Versicherung gegen die Bank (Insurance): Hat der Kartengeber als erste Karte ein Ass gezogen, dann haben die anderen Spieler die Möglichkeit, sich gegen ein Black Jack des Croupiers versichern zu können. Du setzt dabei einen Einsatz auf die „Insurance Line“. Zieht der Kartengeber dann eine Zehn oder eine Bildkarte/ Hofkarte, sodass er eine 21 (Black Jack) hat, dann wird die Versicherung 2:1 ausgezahlt. Hat er kein Black Jack, dann wird die Versicherungssumme von der Bank eingezogen.

Bust-Wetten: Mit „bust“ ist das Überkaufen gemeint. Dies kann nicht nur Dir als Spieler, sondern auch der Bank passieren, wenn ein Punktwert von mehr als 21 erreicht wird. Bei dieser Sondervariante der Black Jack Basisstrategie wettest Du vor der Ausgabe der Karten darauf, dass der Dealer sich überkauft, dass er „bust“ geht. Dass der Dealer mehr als 21 Punkte erzielt, ist gar nicht so selten. Die Wahrscheinlichkeit hierfür beträgt 28%. Hast Du mit der Wette recht behalten und überkauft sich die Bank tatsächlich, dann erhältst Du Deinen Wetteinsatz im Verhältnis 5:2 zurück. Ansonsten wird der Einsatz von der Bank eingezogen.
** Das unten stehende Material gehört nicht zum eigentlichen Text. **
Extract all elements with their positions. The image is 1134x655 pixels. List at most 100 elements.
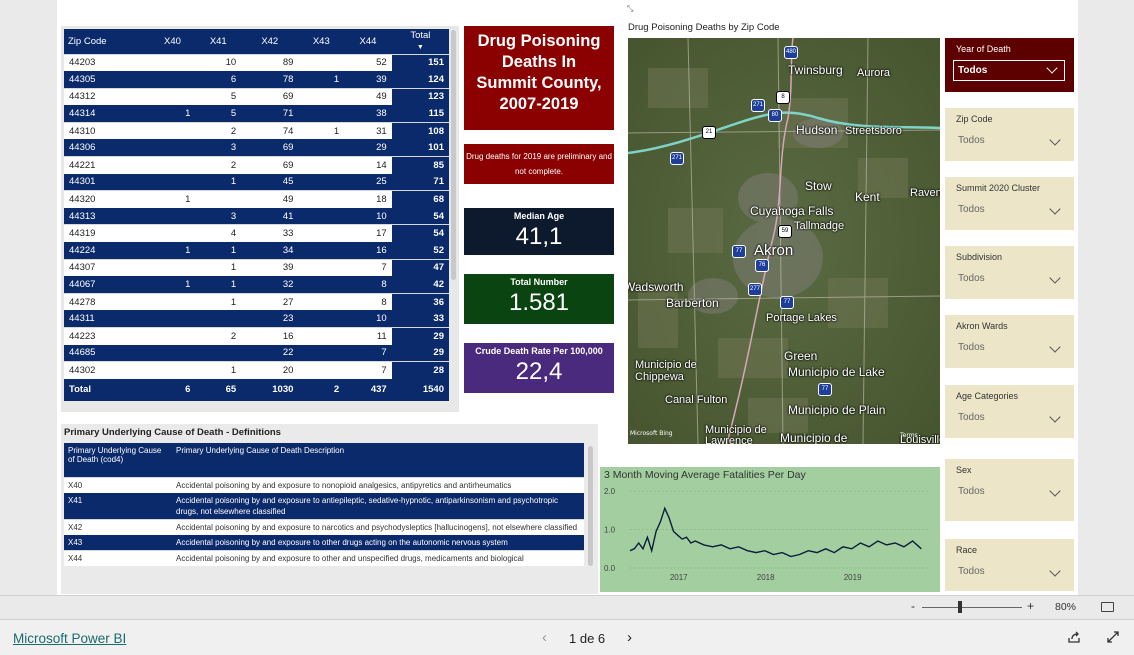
- slicer-age-categories[interactable]: Age Categories Todos: [945, 385, 1074, 438]
- table-scrollbar[interactable]: [451, 30, 456, 280]
- cell-x40: [149, 258, 196, 277]
- table-row[interactable]: 44301 1 45 25 71: [64, 173, 449, 191]
- map-shield-480: 480: [784, 46, 798, 59]
- zoom-in-button[interactable]: +: [1027, 599, 1034, 613]
- column-header-cause-code[interactable]: Primary Underlying Cause of Death (cod4): [64, 443, 172, 477]
- cell-x40: [149, 53, 196, 72]
- cell-zip: 44221: [64, 156, 150, 174]
- table-row[interactable]: 44310 2 74 1 31 108: [64, 121, 449, 140]
- cell-x40: [149, 310, 196, 328]
- previous-page-button[interactable]: ‹: [542, 629, 547, 646]
- definitions-scrollbar[interactable]: [588, 446, 593, 566]
- map-label-municipio-de-chippewa: Municipio de Chippewa: [635, 359, 697, 383]
- definition-row[interactable]: X40 Accidental poisoning by and exposure …: [64, 476, 584, 493]
- cell-x43: [298, 276, 345, 294]
- table-row[interactable]: 44302 1 20 7 28: [64, 361, 449, 379]
- definitions-title: Primary Underlying Cause of Death - Defi…: [64, 427, 281, 438]
- crude-death-rate-card: Crude Death Rate Per 100,000 22,4: [464, 343, 614, 393]
- map-shield-77-north: 77: [732, 245, 746, 258]
- slicer-akron-wards[interactable]: Akron Wards Todos: [945, 315, 1074, 368]
- chevron-down-icon: [1049, 341, 1061, 353]
- cell-x40: [149, 207, 196, 225]
- table-row[interactable]: 44306 3 69 29 101: [64, 139, 449, 157]
- zip-code-map[interactable]: Twinsburg Aurora Hudson Streetsboro Stow…: [628, 38, 940, 444]
- cell-x42: 41: [241, 207, 299, 225]
- table-row[interactable]: 44223 2 16 11 29: [64, 326, 449, 345]
- table-row[interactable]: 44314 1 5 71 38 115: [64, 105, 449, 123]
- cell-x44: 8: [344, 292, 392, 311]
- cell-total: 68: [391, 190, 449, 208]
- table-row[interactable]: 44221 2 69 14 85: [64, 156, 449, 174]
- slicer-sex[interactable]: Sex Todos: [945, 459, 1074, 521]
- column-header-x44[interactable]: X44: [344, 29, 392, 54]
- cell-x40: 1: [149, 276, 196, 294]
- chevron-down-icon: [1049, 411, 1061, 423]
- table-row[interactable]: 44224 1 1 34 16 52: [64, 242, 449, 260]
- table-row[interactable]: 44067 1 1 32 8 42: [64, 276, 449, 294]
- cell-x41: 1: [195, 242, 242, 260]
- table-row[interactable]: 44307 1 39 7 47: [64, 258, 449, 277]
- table-row[interactable]: 44203 10 89 52 151: [64, 53, 449, 72]
- definition-row[interactable]: X44 Accidental poisoning by and exposure …: [64, 549, 584, 566]
- year-dropdown[interactable]: Todos: [953, 60, 1065, 81]
- series-line-moving-average[interactable]: [629, 506, 922, 558]
- visual-resize-handle-icon[interactable]: ⤡: [627, 4, 633, 14]
- cell-x40: [149, 173, 196, 191]
- column-header-x42[interactable]: X42: [241, 29, 299, 54]
- cell-zip: 44067: [64, 276, 150, 294]
- next-page-button[interactable]: ›: [627, 629, 632, 646]
- slicer-subdivision[interactable]: Subdivision Todos: [945, 246, 1074, 299]
- fullscreen-icon[interactable]: [1106, 630, 1120, 649]
- slicer-zip-code[interactable]: Zip Code Todos: [945, 108, 1074, 161]
- share-icon[interactable]: [1067, 630, 1081, 649]
- definition-row[interactable]: X42 Accidental poisoning by and exposure …: [64, 518, 584, 535]
- cell-x42: 71: [241, 105, 299, 123]
- table-row[interactable]: 44313 3 41 10 54: [64, 207, 449, 225]
- table-row[interactable]: 44320 1 49 18 68: [64, 190, 449, 208]
- column-header-x43[interactable]: X43: [298, 29, 345, 54]
- table-row[interactable]: 44312 5 69 49 123: [64, 87, 449, 106]
- cell-x42: 33: [241, 224, 299, 243]
- slicer-sex-title: Sex: [956, 465, 972, 475]
- cell-x43: [298, 361, 345, 379]
- cell-x42: 69: [241, 156, 299, 174]
- moving-average-chart[interactable]: 3 Month Moving Average Fatalities Per Da…: [600, 467, 940, 592]
- slicer-age-title: Age Categories: [956, 391, 1019, 401]
- table-row[interactable]: 44685 22 7 29: [64, 344, 449, 362]
- definition-row[interactable]: X43 Accidental poisoning by and exposure …: [64, 534, 584, 550]
- map-label-wadsworth: Wadsworth: [628, 280, 684, 294]
- fit-to-page-icon[interactable]: [1101, 602, 1114, 612]
- slicer-year-title: Year of Death: [956, 44, 1011, 54]
- slicer-race[interactable]: Race Todos: [945, 539, 1074, 591]
- column-header-x41[interactable]: X41: [195, 29, 242, 54]
- cell-x41: 4: [195, 224, 242, 243]
- column-header-zip-code[interactable]: Zip Code: [64, 29, 150, 54]
- zoom-slider-track[interactable]: [922, 607, 1022, 608]
- table-row[interactable]: 44319 4 33 17 54: [64, 224, 449, 243]
- cell-total: 101: [391, 139, 449, 157]
- total-grand: 1540: [391, 378, 449, 401]
- cell-x43: 1: [298, 71, 345, 89]
- table-row[interactable]: 44305 6 78 1 39 124: [64, 71, 449, 89]
- cell-x43: [298, 207, 345, 225]
- cell-x42: 39: [241, 258, 299, 277]
- chevron-down-icon: [1046, 62, 1058, 74]
- table-row[interactable]: 44311 23 10 33: [64, 310, 449, 328]
- cell-total: 29: [391, 344, 449, 362]
- zoom-slider-thumb[interactable]: [958, 601, 962, 613]
- definition-row[interactable]: X41 Accidental poisoning by and exposure …: [64, 492, 584, 519]
- map-shield-21: 21: [702, 126, 716, 139]
- chevron-down-icon: [1049, 565, 1061, 577]
- cell-total: 108: [391, 121, 449, 140]
- column-header-total[interactable]: Total ▼: [391, 29, 449, 54]
- zoom-out-button[interactable]: -: [911, 599, 915, 613]
- crude-death-rate-label: Crude Death Rate Per 100,000: [475, 346, 603, 356]
- power-bi-link[interactable]: Microsoft Power BI: [13, 631, 126, 646]
- table-row[interactable]: 44278 1 27 8 36: [64, 292, 449, 311]
- slicer-summit-2020-cluster[interactable]: Summit 2020 Cluster Todos: [945, 177, 1074, 230]
- column-header-cause-description[interactable]: Primary Underlying Cause of Death Descri…: [172, 443, 584, 477]
- slicer-year-of-death[interactable]: Year of Death Todos: [945, 38, 1074, 92]
- slicer-subdivision-value: Todos: [958, 273, 985, 284]
- column-header-x40[interactable]: X40: [149, 29, 196, 54]
- map-terms-link[interactable]: Terms: [900, 432, 918, 439]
Eine Black Jack Basisstrategie zur Optimierung des Gewinns

Die Wahrscheinlichkeit, mit der Du beim Black Jack Erfolg hast, hängt von den bereits ausgespielten Karten ab. Schließlich erhöht eine Karte, die bereits gezogen wurde, die Wahrscheinlichkeit der anderen Spielkarten. Diese Abhängigkeit vom Spielprozess haben Glücksspielforscher analysiert und daher versucht, eine vorteilhafte Spielstrategie zu finden. Ergebnis war eine Black Jack Basisstrategie mit einer Gewinnwahrscheinlichkeit von 0,13%. Diese besagte, dass der Spieler durch das Mitzählen der hohen Karten (Card Counting) erkennen konnte, wann es sich lohnt, höhere Summen zu setzen. Eine Möglichkeit bei dieser Black Jack Basisstrategie ist es auch, die Karten nach der ersten Runde zu analysieren. Du hast zwei aufgedeckte Karten, der Dealer hat eine aufgedeckte Karte. Haben Deine ersten zwei Karten einen Gesamtwert von bis zu 5, dann wird empfohlen, nochmals eine Karte zu ziehen. Bei einem Wert von 10 bis 11 solltest Du verdoppeln und bei einem Wert ab 13 halten, wenn der Dealer als erste Karte eine 2 bis 6 gezogen hat. Hat er einen höheren Kartenwert, solltest Du noch eine Karte ziehen. Hast Du einen Kartenwert von mindestens 17, dann solltest Du immer halten, also keine weitere Karte ziehen, egal welche Karten der Croupier selbst gezogen hat.